Wednesday, February 14, 2018

(USA) 5 facts about Love and Marriage


(Pew Research Center/By Drew DeSilver). 

  1. Love remains Americans’ top reason to marry. In a Pew Research Center survey conducted last year, 88% of Americans cited love as a “very important” reason to get married, ahead of making a lifelong commitment (81%) and companionship (76%).

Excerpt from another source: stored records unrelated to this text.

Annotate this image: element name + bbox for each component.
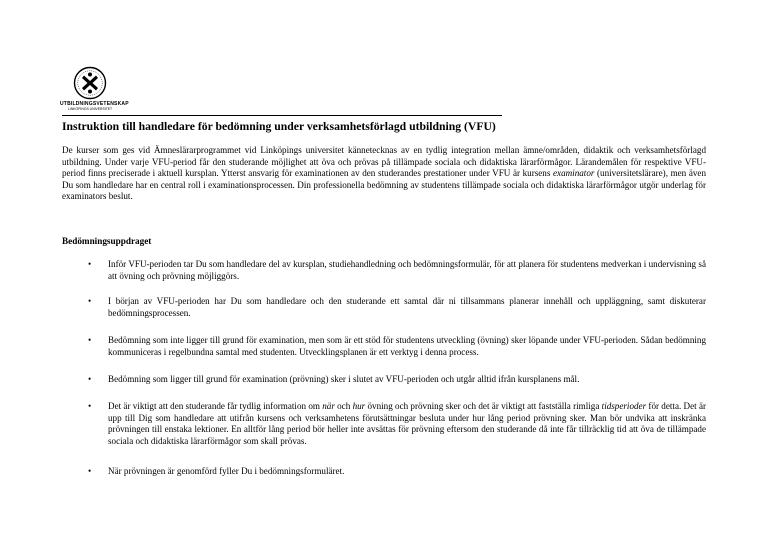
bullet-icon: •	[88, 466, 92, 476]
bullet-item	[62, 374, 706, 386]
bullet-text: Bedömning som inte ligger till grund för examination, men som är ett stöd för studentens utveckling (övning) sker löpande under VFU-perioden. Sådan bedömning kommuniceras i regelbundna samtal med studenten. Utvecklingsplanen är ett verktyg i denna process.	[108, 335, 706, 357]
intro-emphasis: examinator	[553, 168, 595, 178]
title-divider	[62, 115, 502, 116]
bullet-text-part: övning och prövning sker och det är viktigt att fastställa rimliga	[365, 401, 602, 411]
bullet-icon: •	[88, 296, 92, 306]
bullet-emphasis: hur	[352, 401, 366, 411]
bullet-icon: •	[88, 335, 92, 345]
bullet-text: Bedömning som ligger till grund för examination (prövning) sker i slutet av VFU-perioden och utgår alltid ifrån kursplanens mål.	[108, 374, 580, 384]
intro-text-2: (universitetslärare), men även Du som handledare har en central roll i examinationsprocessen. Din professionella bedömning av studentens tillämpade sociala och didaktiska lärarförmågor utgör underlag för examinators beslut.	[62, 168, 706, 201]
bullet-text-part: Det är viktigt att den studerande får tydlig information om	[108, 401, 323, 411]
bullet-emphasis: tidsperioder	[601, 401, 647, 411]
logo-subtitle: LINKÖPINGS UNIVERSITET	[68, 107, 113, 111]
bullet-icon: •	[88, 401, 92, 411]
bullet-text: Inför VFU-perioden tar Du som handledare del av kursplan, studiehandledning och bedömningsformulär, för att planera för studentens medverkan i undervisning så att övning och prövning möjliggörs.	[108, 259, 706, 281]
intro-text-1: De kurser som ges vid Ämneslärarprogrammet vid Linköpings universitet kännetecknas av en tydlig integration mellan ämne/områden, didaktik och verksamhetsförlagd utbildning. Under varje VFU-period får den studerande möjlighet att öva och prövas på tillämpade sociala och didaktiska lärarförmågor. Lärandemålen för respektive VFU-period finns preciserade i aktuell kursplan. Ytterst ansvarig för examinationen av den studerandes prestationer under VFU är kursens	[62, 145, 706, 178]
bullet-item	[62, 296, 706, 319]
logo-name: UTBILDNINGSVETENSKAP	[60, 101, 129, 107]
intro-paragraph	[62, 145, 706, 203]
bullet-text-part: och	[334, 401, 353, 411]
bullet-item	[62, 401, 706, 447]
bullet-emphasis: när	[322, 401, 335, 411]
document-title: Instruktion till handledare för bedömning under verksamhetsförlagd utbildning (VFU)	[62, 120, 496, 133]
bullet-text: När prövningen är genomförd fyller Du i bedömningsformuläret.	[108, 466, 345, 476]
bullet-item	[62, 466, 706, 478]
section-heading: Bedömningsuppdraget	[62, 236, 152, 246]
bullet-text	[108, 401, 706, 447]
bullet-icon: •	[88, 374, 92, 384]
bullet-icon: •	[88, 259, 92, 269]
bullet-item	[62, 335, 706, 358]
bullet-text-part: för detta. Det är upp till Dig som handledare att utifrån kursens och verksamhetens förutsättningar besluta under hur lång period prövning sker. Man bör undvika att inskränka prövningen till enstaka lektioner. En alltför lång period bör heller inte avsättas för prövning eftersom den studerande då inte får tillräcklig tid att öva de tillämpade sociala och didaktiska lärarförmågor som skall prövas.	[108, 401, 707, 446]
bullet-text: I början av VFU-perioden har Du som handledare och den studerande ett samtal där ni tillsammans planerar innehåll och uppläggning, samt diskuterar bedömningsprocessen.	[108, 296, 706, 318]
university-seal-icon	[73, 66, 107, 100]
university-logo	[60, 66, 129, 111]
bullet-item	[62, 259, 706, 282]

Contrary to generations of grandmothers’ advice that “It’s just as easy to love a rich person as a poor person,” only 28% of U.S. adults said financial stability was a very important reason to marry (though 48% said it was “somewhat important”).

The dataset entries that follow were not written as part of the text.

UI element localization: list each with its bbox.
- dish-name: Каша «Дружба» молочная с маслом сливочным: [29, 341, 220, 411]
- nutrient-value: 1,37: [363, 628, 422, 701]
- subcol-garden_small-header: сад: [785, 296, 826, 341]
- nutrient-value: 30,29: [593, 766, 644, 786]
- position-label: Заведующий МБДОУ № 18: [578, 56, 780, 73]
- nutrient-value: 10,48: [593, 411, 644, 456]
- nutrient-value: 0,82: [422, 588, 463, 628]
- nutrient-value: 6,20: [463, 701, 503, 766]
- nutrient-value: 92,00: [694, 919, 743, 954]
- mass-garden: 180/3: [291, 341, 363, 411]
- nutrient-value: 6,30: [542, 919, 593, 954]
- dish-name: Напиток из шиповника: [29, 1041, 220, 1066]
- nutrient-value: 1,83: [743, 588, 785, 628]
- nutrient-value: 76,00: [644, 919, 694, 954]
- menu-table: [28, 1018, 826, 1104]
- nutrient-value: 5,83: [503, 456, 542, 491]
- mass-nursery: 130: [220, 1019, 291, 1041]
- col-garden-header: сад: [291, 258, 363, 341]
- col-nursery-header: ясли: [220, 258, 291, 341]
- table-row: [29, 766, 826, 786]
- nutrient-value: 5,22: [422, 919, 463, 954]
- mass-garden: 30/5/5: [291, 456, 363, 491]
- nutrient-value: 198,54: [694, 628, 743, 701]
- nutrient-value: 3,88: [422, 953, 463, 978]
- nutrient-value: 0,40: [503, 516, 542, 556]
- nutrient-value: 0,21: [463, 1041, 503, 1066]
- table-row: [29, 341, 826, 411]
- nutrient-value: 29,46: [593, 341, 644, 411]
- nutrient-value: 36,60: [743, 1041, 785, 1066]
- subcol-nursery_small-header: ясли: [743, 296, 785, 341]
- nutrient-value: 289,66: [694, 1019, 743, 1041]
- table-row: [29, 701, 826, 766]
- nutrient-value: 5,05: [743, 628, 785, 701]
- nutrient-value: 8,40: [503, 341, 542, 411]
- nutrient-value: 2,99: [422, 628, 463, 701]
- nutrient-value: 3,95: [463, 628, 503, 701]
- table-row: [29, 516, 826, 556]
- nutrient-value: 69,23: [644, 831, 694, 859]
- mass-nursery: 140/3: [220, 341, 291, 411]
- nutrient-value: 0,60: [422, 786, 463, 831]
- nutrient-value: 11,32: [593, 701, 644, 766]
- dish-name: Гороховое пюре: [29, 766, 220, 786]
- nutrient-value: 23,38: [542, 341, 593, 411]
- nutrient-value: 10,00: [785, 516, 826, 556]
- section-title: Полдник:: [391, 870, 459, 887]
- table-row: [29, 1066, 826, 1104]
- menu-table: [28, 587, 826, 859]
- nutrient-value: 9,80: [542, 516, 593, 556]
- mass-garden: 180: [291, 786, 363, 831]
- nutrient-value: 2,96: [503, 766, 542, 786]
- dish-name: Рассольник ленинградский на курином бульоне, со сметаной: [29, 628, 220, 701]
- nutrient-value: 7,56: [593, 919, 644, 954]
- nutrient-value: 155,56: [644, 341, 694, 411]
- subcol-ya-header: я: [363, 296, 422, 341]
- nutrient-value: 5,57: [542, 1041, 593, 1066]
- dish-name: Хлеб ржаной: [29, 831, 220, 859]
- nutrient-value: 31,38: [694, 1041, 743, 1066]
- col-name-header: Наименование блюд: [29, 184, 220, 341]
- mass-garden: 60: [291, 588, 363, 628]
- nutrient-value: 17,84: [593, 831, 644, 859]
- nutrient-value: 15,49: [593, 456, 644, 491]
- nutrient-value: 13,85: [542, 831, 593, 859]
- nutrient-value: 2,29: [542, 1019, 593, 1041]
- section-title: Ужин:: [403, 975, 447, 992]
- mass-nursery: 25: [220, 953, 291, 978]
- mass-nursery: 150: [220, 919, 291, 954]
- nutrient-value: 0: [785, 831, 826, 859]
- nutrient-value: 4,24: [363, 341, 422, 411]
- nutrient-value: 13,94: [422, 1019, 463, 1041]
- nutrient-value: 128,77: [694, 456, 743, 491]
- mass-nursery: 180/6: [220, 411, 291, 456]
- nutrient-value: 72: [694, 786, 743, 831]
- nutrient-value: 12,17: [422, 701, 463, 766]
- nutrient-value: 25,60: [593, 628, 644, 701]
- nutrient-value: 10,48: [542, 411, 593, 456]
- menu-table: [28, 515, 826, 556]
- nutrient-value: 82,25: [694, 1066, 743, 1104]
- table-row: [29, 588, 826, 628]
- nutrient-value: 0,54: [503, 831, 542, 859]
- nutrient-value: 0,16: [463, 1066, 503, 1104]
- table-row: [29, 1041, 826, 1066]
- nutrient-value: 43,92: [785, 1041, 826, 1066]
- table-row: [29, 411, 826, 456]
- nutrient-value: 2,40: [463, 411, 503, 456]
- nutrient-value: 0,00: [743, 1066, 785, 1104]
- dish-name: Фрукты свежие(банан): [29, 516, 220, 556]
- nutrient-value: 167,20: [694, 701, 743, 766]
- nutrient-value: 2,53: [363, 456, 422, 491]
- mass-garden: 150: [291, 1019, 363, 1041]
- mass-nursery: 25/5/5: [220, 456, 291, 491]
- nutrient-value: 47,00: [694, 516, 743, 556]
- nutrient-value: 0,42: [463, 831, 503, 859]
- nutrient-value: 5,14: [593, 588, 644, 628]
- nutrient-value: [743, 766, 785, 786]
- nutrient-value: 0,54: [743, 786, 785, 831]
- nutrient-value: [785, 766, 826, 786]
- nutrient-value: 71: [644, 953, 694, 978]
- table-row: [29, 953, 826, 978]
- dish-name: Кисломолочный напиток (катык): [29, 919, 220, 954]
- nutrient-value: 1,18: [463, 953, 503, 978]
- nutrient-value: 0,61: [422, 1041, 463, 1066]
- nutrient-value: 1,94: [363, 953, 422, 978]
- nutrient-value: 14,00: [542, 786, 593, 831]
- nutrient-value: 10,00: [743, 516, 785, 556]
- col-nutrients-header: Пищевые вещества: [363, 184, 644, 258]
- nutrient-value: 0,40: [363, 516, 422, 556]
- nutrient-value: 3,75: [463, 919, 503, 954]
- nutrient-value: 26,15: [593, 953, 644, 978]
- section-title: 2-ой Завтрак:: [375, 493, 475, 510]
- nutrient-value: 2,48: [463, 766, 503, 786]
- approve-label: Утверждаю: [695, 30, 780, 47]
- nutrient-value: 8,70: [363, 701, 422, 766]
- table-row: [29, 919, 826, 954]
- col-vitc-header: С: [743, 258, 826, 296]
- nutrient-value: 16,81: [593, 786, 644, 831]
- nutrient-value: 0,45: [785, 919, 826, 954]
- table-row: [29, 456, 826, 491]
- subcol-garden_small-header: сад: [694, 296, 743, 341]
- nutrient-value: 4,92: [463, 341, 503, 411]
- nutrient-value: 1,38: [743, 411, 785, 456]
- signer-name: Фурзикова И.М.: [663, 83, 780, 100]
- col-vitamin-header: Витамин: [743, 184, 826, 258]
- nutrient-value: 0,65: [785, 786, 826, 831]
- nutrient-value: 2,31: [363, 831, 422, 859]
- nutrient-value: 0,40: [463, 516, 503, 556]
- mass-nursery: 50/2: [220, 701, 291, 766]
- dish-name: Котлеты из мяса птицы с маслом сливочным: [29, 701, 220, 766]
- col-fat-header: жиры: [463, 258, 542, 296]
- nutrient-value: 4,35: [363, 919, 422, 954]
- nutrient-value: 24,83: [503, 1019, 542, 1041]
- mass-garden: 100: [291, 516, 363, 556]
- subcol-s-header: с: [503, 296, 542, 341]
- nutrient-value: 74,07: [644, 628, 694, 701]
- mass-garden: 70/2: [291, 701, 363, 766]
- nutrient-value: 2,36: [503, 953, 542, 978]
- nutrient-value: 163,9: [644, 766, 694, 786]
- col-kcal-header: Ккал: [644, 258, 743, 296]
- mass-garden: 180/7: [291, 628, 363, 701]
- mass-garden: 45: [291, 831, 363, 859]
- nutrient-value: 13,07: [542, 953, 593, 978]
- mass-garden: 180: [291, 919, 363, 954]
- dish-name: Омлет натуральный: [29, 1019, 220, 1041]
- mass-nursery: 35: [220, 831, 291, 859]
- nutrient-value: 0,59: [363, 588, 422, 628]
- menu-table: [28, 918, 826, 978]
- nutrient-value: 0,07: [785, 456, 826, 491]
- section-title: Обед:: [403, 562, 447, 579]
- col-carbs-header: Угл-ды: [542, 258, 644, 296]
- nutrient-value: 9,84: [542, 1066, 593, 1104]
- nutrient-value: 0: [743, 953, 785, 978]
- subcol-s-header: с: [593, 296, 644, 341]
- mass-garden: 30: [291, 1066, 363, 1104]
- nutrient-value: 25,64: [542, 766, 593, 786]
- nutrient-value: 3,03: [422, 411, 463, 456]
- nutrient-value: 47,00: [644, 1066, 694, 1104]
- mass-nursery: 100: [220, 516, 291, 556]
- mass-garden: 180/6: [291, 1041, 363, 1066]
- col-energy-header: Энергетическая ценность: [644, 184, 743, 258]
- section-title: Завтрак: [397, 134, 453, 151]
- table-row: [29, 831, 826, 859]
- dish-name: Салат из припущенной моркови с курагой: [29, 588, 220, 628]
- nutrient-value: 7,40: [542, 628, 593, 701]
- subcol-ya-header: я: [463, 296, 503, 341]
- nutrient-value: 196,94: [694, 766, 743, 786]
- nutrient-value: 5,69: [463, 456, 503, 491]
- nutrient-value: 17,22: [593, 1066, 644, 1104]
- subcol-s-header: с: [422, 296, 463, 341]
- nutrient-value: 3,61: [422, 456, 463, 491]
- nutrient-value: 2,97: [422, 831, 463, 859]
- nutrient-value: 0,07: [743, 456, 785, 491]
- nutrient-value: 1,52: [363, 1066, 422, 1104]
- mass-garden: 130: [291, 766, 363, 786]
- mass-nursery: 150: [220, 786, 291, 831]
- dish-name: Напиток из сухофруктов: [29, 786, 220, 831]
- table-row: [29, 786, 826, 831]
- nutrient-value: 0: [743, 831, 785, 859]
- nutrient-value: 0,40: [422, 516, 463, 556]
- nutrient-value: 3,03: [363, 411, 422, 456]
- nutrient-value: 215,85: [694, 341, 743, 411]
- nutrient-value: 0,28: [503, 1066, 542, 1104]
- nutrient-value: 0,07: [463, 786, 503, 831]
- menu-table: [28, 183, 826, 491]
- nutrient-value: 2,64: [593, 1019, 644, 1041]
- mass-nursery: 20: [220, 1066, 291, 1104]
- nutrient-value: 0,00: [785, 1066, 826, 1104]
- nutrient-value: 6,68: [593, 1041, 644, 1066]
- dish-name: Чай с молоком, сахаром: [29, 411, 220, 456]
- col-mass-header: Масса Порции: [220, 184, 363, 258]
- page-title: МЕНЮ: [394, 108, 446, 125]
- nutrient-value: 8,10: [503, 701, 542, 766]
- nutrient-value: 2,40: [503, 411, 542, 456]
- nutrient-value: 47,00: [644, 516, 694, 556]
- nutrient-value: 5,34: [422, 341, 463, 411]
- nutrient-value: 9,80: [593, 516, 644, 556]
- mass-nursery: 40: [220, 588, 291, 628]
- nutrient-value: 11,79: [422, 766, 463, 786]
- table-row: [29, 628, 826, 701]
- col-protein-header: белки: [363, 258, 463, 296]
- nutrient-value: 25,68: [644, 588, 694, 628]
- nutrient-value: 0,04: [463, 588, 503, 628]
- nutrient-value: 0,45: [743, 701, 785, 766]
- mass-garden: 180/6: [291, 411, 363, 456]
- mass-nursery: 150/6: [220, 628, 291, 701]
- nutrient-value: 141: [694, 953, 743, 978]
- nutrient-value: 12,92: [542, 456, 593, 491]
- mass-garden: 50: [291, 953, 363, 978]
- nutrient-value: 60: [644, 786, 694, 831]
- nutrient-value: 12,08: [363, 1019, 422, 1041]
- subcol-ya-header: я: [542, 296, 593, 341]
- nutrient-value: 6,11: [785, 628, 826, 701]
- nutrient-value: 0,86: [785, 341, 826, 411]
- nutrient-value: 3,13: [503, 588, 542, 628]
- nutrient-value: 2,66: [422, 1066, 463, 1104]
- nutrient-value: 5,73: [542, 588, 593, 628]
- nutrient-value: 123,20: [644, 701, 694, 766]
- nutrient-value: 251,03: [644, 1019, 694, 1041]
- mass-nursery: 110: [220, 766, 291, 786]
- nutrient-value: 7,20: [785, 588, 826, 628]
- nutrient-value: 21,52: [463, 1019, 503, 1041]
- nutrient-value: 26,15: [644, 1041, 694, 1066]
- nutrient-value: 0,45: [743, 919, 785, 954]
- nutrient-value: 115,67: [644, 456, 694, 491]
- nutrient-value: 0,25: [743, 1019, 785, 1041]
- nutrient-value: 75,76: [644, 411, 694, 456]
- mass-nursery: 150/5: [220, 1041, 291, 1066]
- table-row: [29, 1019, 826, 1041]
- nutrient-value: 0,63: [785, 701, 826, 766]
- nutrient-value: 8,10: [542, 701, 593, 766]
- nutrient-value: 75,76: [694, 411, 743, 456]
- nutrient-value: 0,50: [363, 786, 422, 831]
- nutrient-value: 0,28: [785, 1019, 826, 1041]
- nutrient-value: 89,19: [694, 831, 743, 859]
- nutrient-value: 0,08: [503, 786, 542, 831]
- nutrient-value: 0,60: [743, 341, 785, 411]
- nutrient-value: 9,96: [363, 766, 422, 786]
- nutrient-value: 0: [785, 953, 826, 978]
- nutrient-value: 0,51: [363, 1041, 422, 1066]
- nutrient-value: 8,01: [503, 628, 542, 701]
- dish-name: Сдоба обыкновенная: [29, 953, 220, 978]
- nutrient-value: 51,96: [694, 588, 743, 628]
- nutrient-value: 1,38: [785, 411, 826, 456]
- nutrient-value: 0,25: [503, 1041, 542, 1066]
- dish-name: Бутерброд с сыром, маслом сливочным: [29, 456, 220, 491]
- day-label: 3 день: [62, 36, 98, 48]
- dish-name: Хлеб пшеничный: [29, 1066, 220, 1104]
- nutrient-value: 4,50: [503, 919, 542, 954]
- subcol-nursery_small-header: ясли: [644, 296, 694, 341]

  2. The share of Americans who are married today is at its lowest point since at least 1920. About half — 50.5% — of Americans ages 18 and over were married in 2012, compared with 72.2% of American adults in 1960, according to a Pew Research analysis of Census Bureau data.

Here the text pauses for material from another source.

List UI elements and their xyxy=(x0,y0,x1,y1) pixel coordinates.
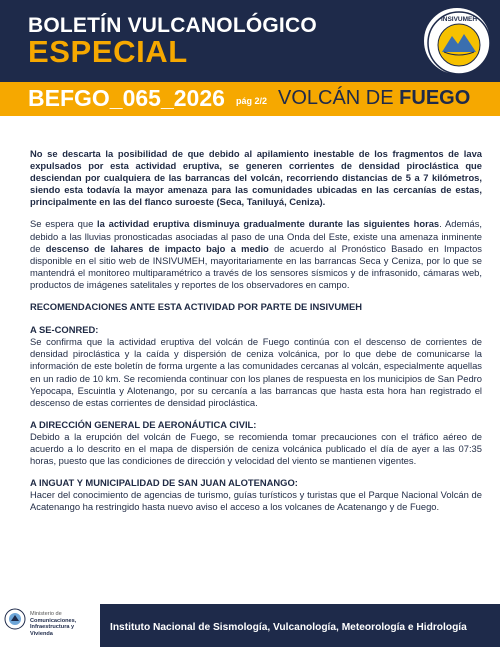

  3. Nonetheless, 70% of American adults said they were in a committed relationship of some sort, according to the Pew Research survey referred to above. 59% said they were either married or living with a partner; 11% more weren’t living with a partner but still described themselves as in a committed relationship.
  4. Americans are waiting longer and longer to get married. Last year, according to Census data, the median age at first marriage was 29.0 for men and 26.6 for women, both the highest since at least 1890. The low for both sexes since then came in 1956, when the median age at first marriage was 22.5 for men and 20.1 for women. It rose slowly through the next two decades, then more sharply starting in the late 1970s.
  5. Cue the recorded organ music and the Elvis impersonator: Nevada has by far the nation’s highest marriage rate. According to provisional data, in 2011 there were 36.9 new marriages per 1,000 population in Nevada, about as many as the next three states (Hawaii, Arkansas and Tennessee) combined. That’s most likely a consequence of the Silver State’s popularity as a wedding destination for couples across the country. The nation’s lowest marriage rate: New Jersey, at 4.8 per 1,000 population, according to the National Center for Health Statistics.